Before I start on this one, please consult your legal team for the proper labeling of your products. In terms of quantity only those ingredients that are more then 2% of the total amount are required to be listed. If you have a 10ml rollerball bottle and use two different oils, since both oils would be measured at more the .2ml they are required to be listed. The standard drops for essential oils to fill a 10ml rollerball is approximately 10 drops for children or 15 drops for adults. Again, if your essential oil measure out to more than .2 drops or .3 drops then the essential oils is required to be listed. The only times the ingredients are not required to be listed is if the owner/company has a patent or it is a proprietary blend on that specific product. But companies must be extremely cautious on this and should consult their legal teams before leaving out ingredients.
In the United State ingredients are always listed by quantity starting out with the largest quantity to the smallest quantity. For example, with a salve if you use 2oz of beeswax, 6oz of mango butter, 3oz of shea butter, 1.5oz of avocado oil infused with 10gm of peppermint, 8gm of rosemary, and 5 grams of thyme the ingredients can be shows as: Mango butter, Shea butter, Bee’s wax, Avocado oil infused with Peppermint, Rosemary and Thyme. The easiest way to remember the formula is: the first ingredient listed in the product is the ingredient the product has the most of and the last ingredient listed is the ingredient that is in the product the least.
For those companies that follow me or are reading this, please feel free to add comments on my Instagram posts in terms of what you have found in terms of labeling your products and the specific verbiage/regulations required. I would love to hear from international companies as well. The Instagram post can be found with the following image:
Just click on the companies icon and scroll to that post.

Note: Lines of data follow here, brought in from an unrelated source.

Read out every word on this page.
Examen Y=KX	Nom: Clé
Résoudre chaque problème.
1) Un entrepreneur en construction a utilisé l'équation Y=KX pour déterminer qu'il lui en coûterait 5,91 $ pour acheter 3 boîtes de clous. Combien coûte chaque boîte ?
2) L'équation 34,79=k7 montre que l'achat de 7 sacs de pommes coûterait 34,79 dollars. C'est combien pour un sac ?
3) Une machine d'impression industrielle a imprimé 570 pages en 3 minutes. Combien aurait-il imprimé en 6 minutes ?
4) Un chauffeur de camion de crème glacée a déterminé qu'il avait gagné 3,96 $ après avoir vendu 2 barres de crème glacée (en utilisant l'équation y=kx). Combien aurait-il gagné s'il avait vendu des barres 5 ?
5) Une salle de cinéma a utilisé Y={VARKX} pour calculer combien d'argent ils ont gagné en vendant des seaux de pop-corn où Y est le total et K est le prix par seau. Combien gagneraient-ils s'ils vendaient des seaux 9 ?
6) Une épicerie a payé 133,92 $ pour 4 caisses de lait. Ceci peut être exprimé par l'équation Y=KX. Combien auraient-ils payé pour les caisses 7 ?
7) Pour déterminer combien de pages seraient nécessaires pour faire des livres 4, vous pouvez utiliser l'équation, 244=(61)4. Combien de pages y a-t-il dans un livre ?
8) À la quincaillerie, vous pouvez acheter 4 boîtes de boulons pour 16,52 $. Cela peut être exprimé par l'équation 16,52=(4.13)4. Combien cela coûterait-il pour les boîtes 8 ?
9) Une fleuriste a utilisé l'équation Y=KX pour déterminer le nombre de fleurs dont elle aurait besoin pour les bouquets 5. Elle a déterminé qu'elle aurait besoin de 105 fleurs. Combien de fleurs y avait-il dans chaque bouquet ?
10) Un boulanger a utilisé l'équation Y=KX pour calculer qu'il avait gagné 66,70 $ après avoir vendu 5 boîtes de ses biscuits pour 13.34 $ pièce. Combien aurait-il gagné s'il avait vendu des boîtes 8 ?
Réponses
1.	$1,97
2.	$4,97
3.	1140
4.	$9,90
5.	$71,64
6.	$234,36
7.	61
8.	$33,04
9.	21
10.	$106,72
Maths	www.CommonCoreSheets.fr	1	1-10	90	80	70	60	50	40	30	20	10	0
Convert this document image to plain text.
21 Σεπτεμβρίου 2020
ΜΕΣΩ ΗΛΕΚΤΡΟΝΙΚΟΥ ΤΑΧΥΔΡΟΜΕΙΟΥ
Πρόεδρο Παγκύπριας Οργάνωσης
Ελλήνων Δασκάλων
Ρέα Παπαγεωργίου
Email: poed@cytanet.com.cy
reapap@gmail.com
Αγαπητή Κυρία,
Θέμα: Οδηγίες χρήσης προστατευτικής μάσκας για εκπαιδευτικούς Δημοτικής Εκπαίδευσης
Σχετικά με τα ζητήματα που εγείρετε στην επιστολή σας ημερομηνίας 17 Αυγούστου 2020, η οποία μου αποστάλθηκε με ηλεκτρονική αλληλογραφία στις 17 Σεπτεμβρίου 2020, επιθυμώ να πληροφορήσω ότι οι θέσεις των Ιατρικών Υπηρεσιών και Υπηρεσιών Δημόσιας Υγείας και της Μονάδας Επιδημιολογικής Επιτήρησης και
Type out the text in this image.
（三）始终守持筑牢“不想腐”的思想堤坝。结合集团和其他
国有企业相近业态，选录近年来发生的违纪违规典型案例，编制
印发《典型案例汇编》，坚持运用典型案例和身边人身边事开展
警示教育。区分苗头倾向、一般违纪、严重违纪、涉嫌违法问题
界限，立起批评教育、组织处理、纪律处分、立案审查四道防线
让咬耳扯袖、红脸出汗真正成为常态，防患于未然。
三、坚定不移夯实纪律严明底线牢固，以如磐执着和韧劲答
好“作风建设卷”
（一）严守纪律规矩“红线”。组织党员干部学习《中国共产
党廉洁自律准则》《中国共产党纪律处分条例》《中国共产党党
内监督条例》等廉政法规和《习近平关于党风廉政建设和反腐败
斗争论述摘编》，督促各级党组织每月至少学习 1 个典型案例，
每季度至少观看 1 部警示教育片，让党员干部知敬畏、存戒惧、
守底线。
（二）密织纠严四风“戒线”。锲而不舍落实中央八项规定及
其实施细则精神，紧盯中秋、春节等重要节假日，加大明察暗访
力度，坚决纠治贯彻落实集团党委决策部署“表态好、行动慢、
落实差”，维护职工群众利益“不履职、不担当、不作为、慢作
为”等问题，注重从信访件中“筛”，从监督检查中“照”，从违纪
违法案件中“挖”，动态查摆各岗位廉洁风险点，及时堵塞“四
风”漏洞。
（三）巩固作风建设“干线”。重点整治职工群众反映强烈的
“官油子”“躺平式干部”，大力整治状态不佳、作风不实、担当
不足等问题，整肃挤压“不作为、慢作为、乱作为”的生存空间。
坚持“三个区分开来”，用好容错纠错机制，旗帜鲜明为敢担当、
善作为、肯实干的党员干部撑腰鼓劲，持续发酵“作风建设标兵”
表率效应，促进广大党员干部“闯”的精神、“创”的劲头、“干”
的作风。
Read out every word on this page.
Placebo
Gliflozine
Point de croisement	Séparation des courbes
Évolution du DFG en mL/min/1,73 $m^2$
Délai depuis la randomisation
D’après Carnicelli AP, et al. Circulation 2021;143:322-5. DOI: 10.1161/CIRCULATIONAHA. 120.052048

For consumers, please feel free to leave comments on my Instagram post. If I can’t answer the questions hopefully one of the other businesses that follow me will be able to.
I just want to reiterate that a business/owner should always consult with their country’s specific regulations and the company’s legal team before making changes or creating labels. This blog is by no means a legal guideline or advice for how to, merely an informational of what I have learned from researching and doing my company’s specific labels.